When asked if and how they plan to match Microsoft Office's unparalleled feature set, most online office suite vendors simply switch the subject, touting the superiority of their Web-based collaboration, and low or free price.
ZoooS is one of the few vendors that won't dodge the question.
At the Office 2.0 conference in San Francisco last week, the California-European startup previewed a Web office suite that is based on the free and open-source OpenOffice.org - Microsoft Office's main desktop competitor.
ZoooS offers Google Docs-like collaboration, such as letting users simultaneously edit the same document.

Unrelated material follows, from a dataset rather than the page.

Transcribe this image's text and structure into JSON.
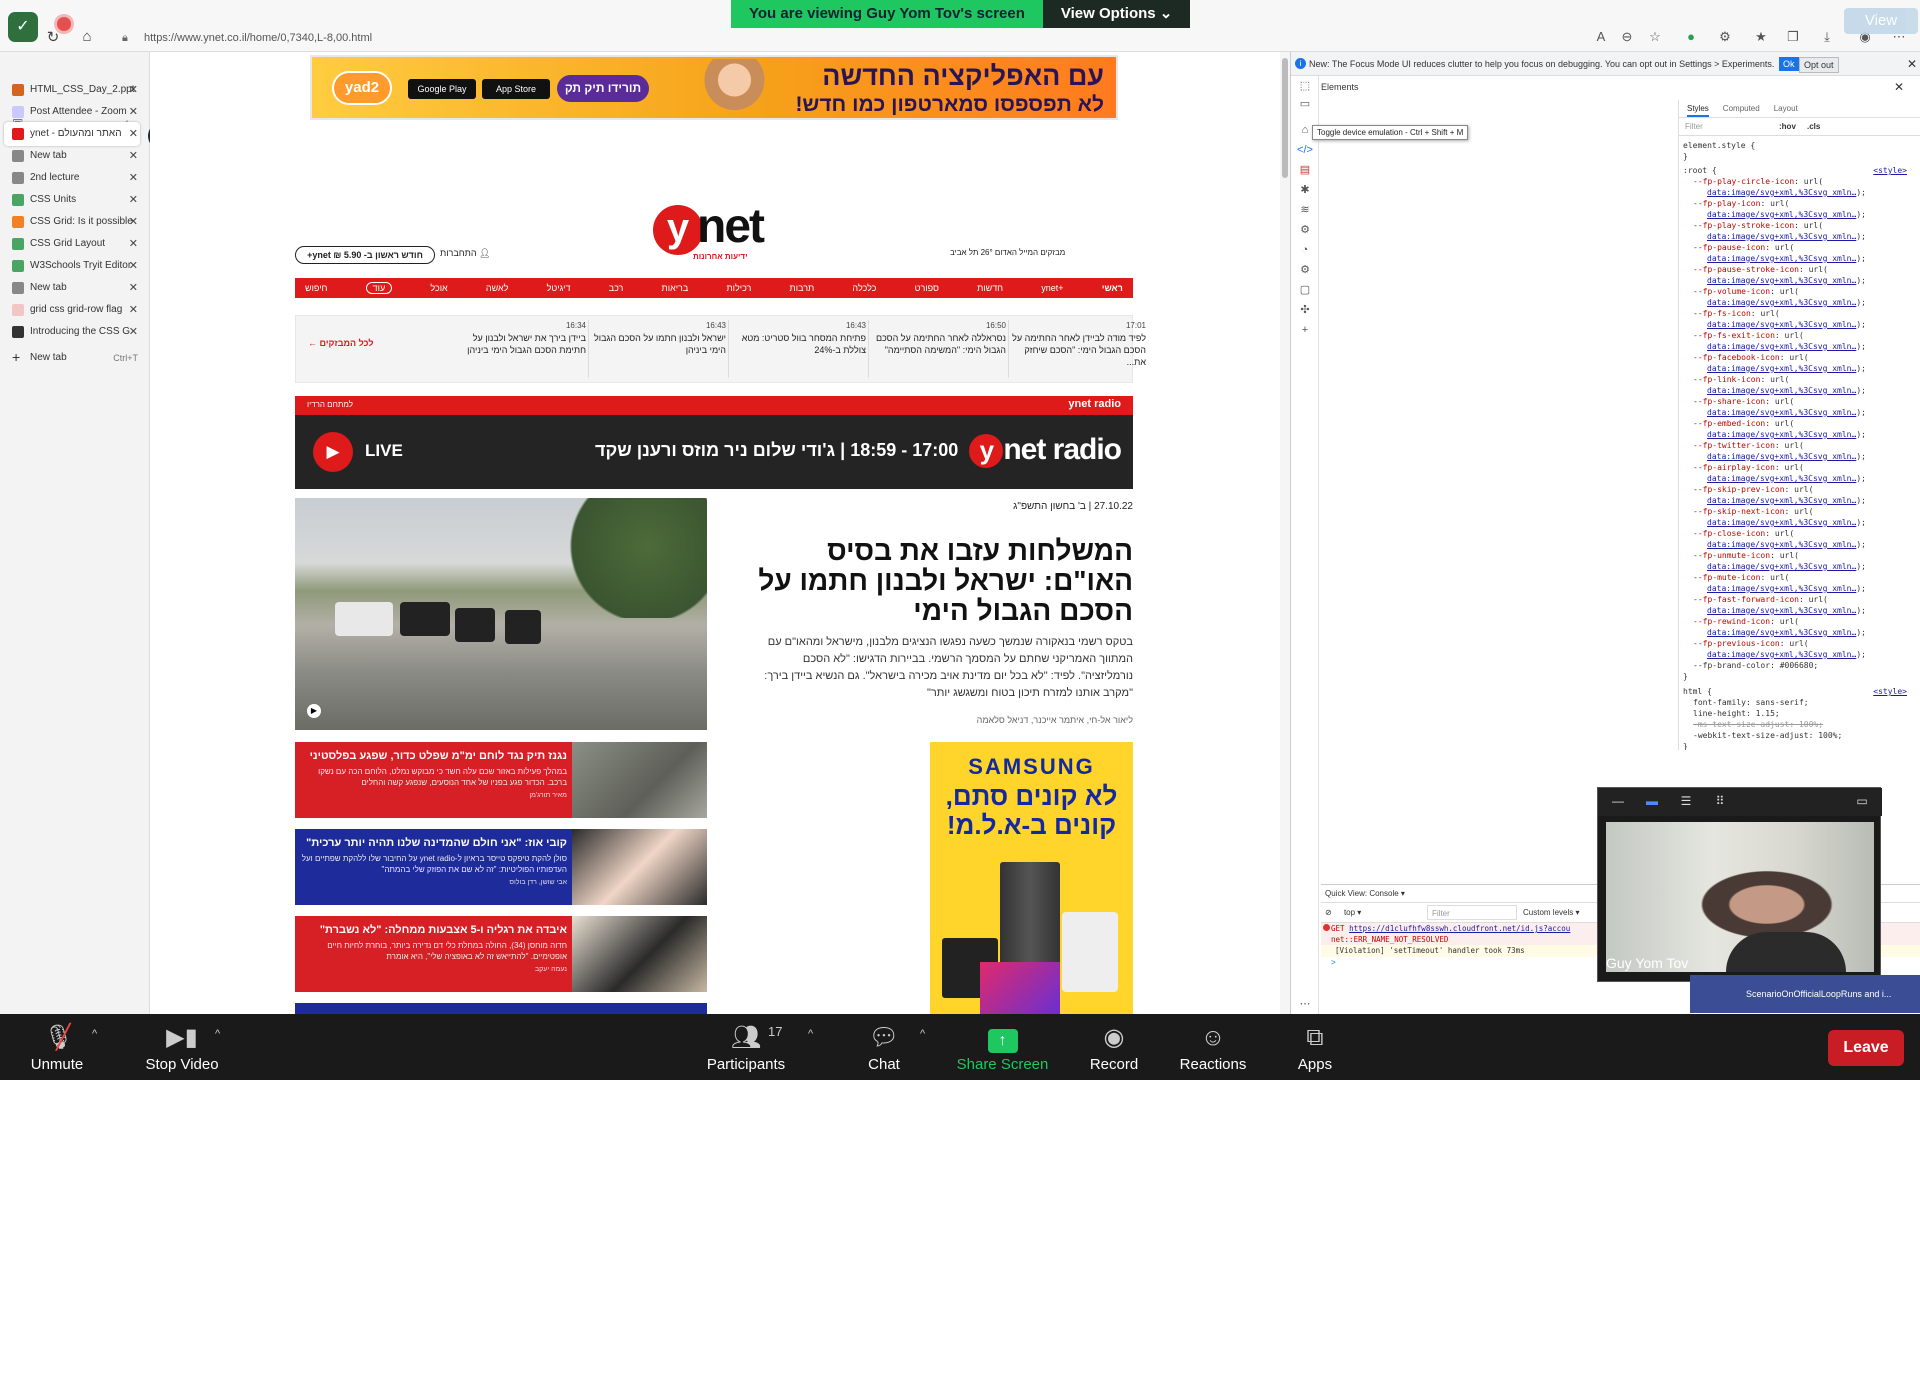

And despite OpenOffice's size -- version 2 for Windows requires 440 MB of disk space when installed -- ZoooS offers speedy access to 95 percent of the features and look-and-feel of OpenOffice.org, said ZoooS' CEO and co-founder, Hisham El-Emam.
ZoooS already has a "few thousand" paying users at several medium-sized companies and its major client, the German Ministry of Education, making the 20-employee startup already profitable, El-Emam said. The basic cost is US$999 for a perpetual server license for 10 users, which includes installation support and a few basic support incidents after that. The price per user decreases as the number of users increases, he said.

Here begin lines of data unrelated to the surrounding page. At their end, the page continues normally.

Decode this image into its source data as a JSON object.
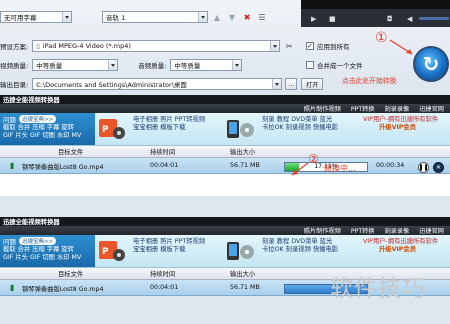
{
  "settings": {
    "subtitle_value": "无可用字幕",
    "audio_track_value": "音轨 1",
    "preset_label": "预设方案:",
    "preset_value": "iPad MPEG-4 Video (*.mp4)",
    "video_quality_label": "视频质量:",
    "video_quality_value": "中等质量",
    "audio_quality_label": "音频质量:",
    "audio_quality_value": "中等质量",
    "apply_all_label": "应用到所有",
    "merge_label": "合并成一个文件",
    "output_dir_label": "输出目录:",
    "output_dir_value": "C:\\Documents and Settings\\Administrator\\桌面",
    "open_folder_label": "打开"
  },
  "annotations": {
    "step1_num": "①",
    "step1_text": "点击此处开始转换",
    "step2_num": "②",
    "step2_text": "转换中..."
  },
  "windows": [
    {
      "title": "迅捷全能视频转换器",
      "menu": [
        "照片制作视频",
        "PPT转换",
        "刻录录像",
        "迅捷官网"
      ],
      "banner": {
        "left_title": "问题",
        "left_pill": "迅捷宝典>>",
        "left_line1": "截取 合并 压缩 字幕 旋转",
        "left_line2": "GIF 片头 GIF 切图 水印 MV",
        "mid1_line1": "电子相册  照片  PPT转视频",
        "mid1_line2": "宝宝相册  模板下载",
        "mid2_line1": "刻录  教程  DVD菜单  蓝光",
        "mid2_line2": "卡拉OK  刻录视频  快播电影",
        "vip_line1": "VIP用户-拥有迅捷所有软件",
        "vip_line2": "升级VIP会员"
      },
      "columns": [
        "目标文件",
        "持续时间",
        "输出大小"
      ],
      "row": {
        "file": "钢琴弹奏曲版Lost8 Go.mp4",
        "duration": "00:04:01",
        "size": "56.71 MB",
        "progress_text": "17.11%",
        "progress_fraction": 0.1711,
        "elapsed": "00:00:34"
      }
    },
    {
      "title": "迅捷全能视频转换器",
      "menu": [
        "照片制作视频",
        "PPT转换",
        "刻录录像",
        "迅捷官网"
      ],
      "banner": {
        "left_title": "问题",
        "left_pill": "迅捷宝典>>",
        "left_line1": "截取 合并 压缩 字幕 旋转",
        "left_line2": "GIF 片头 GIF 切图 水印 MV",
        "mid1_line1": "电子相册  照片  PPT转视频",
        "mid1_line2": "宝宝相册  模板下载",
        "mid2_line1": "刻录  教程  DVD菜单  蓝光",
        "mid2_line2": "卡拉OK  刻录视频  快播电影",
        "vip_line1": "VIP用户-拥有迅捷所有软件",
        "vip_line2": "升级VIP会员"
      },
      "columns": [
        "目标文件",
        "持续时间",
        "输出大小"
      ],
      "row": {
        "file": "钢琴弹奏曲版Lost8 Go.mp4",
        "duration": "00:04:01",
        "size": "56.71 MB"
      }
    }
  ],
  "watermark": "软件技巧",
  "colors": {
    "accent": "#1a6fc4",
    "annotation": "#e73c2a",
    "progress": "#1ca332",
    "vip": "#c12828"
  },
  "icons": [
    "up-arrow-icon",
    "down-arrow-icon",
    "delete-icon",
    "list-icon",
    "wrench-icon",
    "play-icon",
    "stop-icon",
    "camera-icon",
    "volume-icon",
    "convert-icon",
    "pause-icon",
    "close-icon",
    "file-icon"
  ]
}
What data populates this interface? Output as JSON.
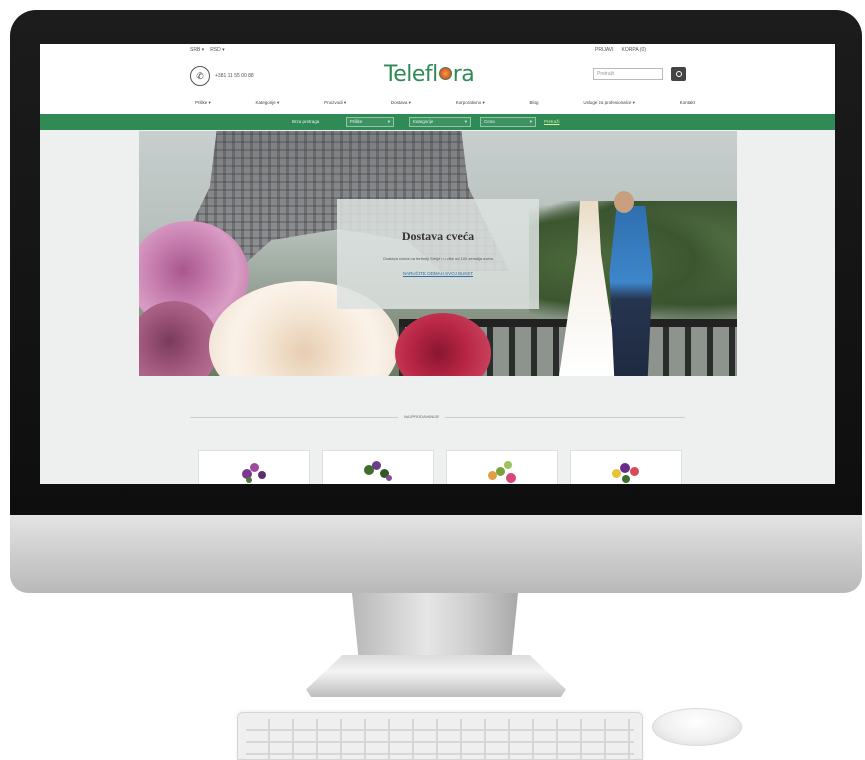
{
  "topbar": {
    "left_items": [
      "SRB ▾",
      "RSD ▾"
    ],
    "right_items": [
      "PRIJAVI",
      "KORPA (0)"
    ]
  },
  "header": {
    "phone": "+381 11 55 00 88",
    "logo_text_left": "Telefl",
    "logo_text_right": "ra",
    "search_placeholder": "Pretraži"
  },
  "nav": {
    "items": [
      "Prilike ▾",
      "Kategorije ▾",
      "Proizvodi ▾",
      "Dostava ▾",
      "Korporativno ▾",
      "Blog",
      "Usluge za profesionalce ▾",
      "Kontakt"
    ]
  },
  "filter": {
    "label": "Brza pretraga",
    "selects": [
      "Prilike",
      "Kategorije",
      "Cena"
    ],
    "action": "Pretraži"
  },
  "hero": {
    "title": "Dostava cveća",
    "text": "Dostava cveća na teritoriji Srbije i u više od 100 zemalja sveta",
    "link": "NARUČITE ODMAH SVOJ BUKET"
  },
  "section": {
    "label": "NAJPRODAVANIJE"
  },
  "products": [
    {
      "name": "product-1",
      "color": "#7b3a8e"
    },
    {
      "name": "product-2",
      "color": "#5a7a3a"
    },
    {
      "name": "product-3",
      "color": "#d9733a"
    },
    {
      "name": "product-4",
      "color": "#e6c23a"
    }
  ]
}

This isn't El-Eman's first attempt at a Web office suite. The German-trained lawyer co-founded Ajax13, an early online office vendor.
Trying to match Microsoft Office breadth-wise, however, hurt Ajax13's depth, said a Computerworld review last year.

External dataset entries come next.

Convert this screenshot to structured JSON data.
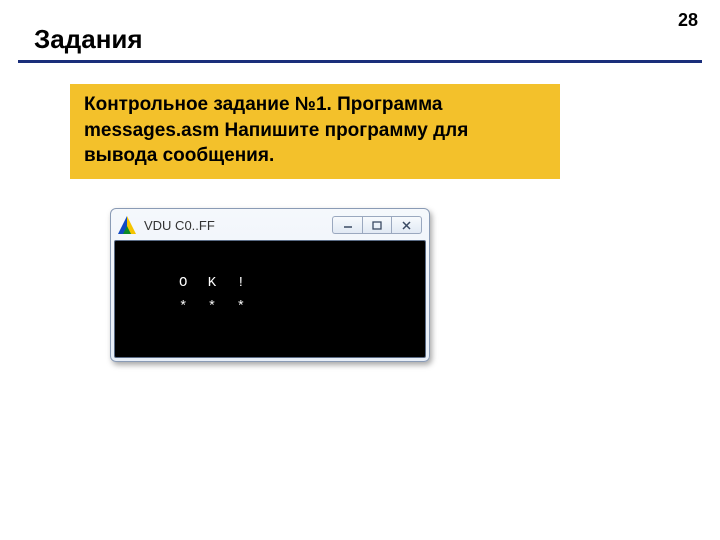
{
  "page": {
    "number": "28",
    "title": "Задания"
  },
  "task": {
    "text": "Контрольное задание №1.  Программа messages.asm Напишите программу для вывода сообщения."
  },
  "window": {
    "title": "VDU C0..FF",
    "output_line1": "O K !",
    "output_line2": "* * *"
  }
}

El-Eman split with Ajax13's co-founder, MP3.com founder Michael Robertson, last year, though Robertson retains a small stake in ZoooS.
El-Eman's new approach delivers OpenOffice.org's deep feature set, multi-lingual capabilities (36 languages), and user interface, which is close but not identical to Microsoft Office.
ZoooS's framework translates the OpenOffice.org code, making it browser-friendly. By the end of this year, the company hopes to have plug-ins and widgets for Firefox, Opera and several other browsers for both on- and offline access. An Internet Explorer version is targeted for the first half of 2009.
El-Eman said a main goal with ZoooS was to target existing users of Microsoft Office. ZoooS can be more attractive on price against Microsoft, he said, and, at the same time, will be appealing to users who are resistant to switch to something free (such as Google Docs) or very low-cost (such as Zoho) because they may be lacking in features.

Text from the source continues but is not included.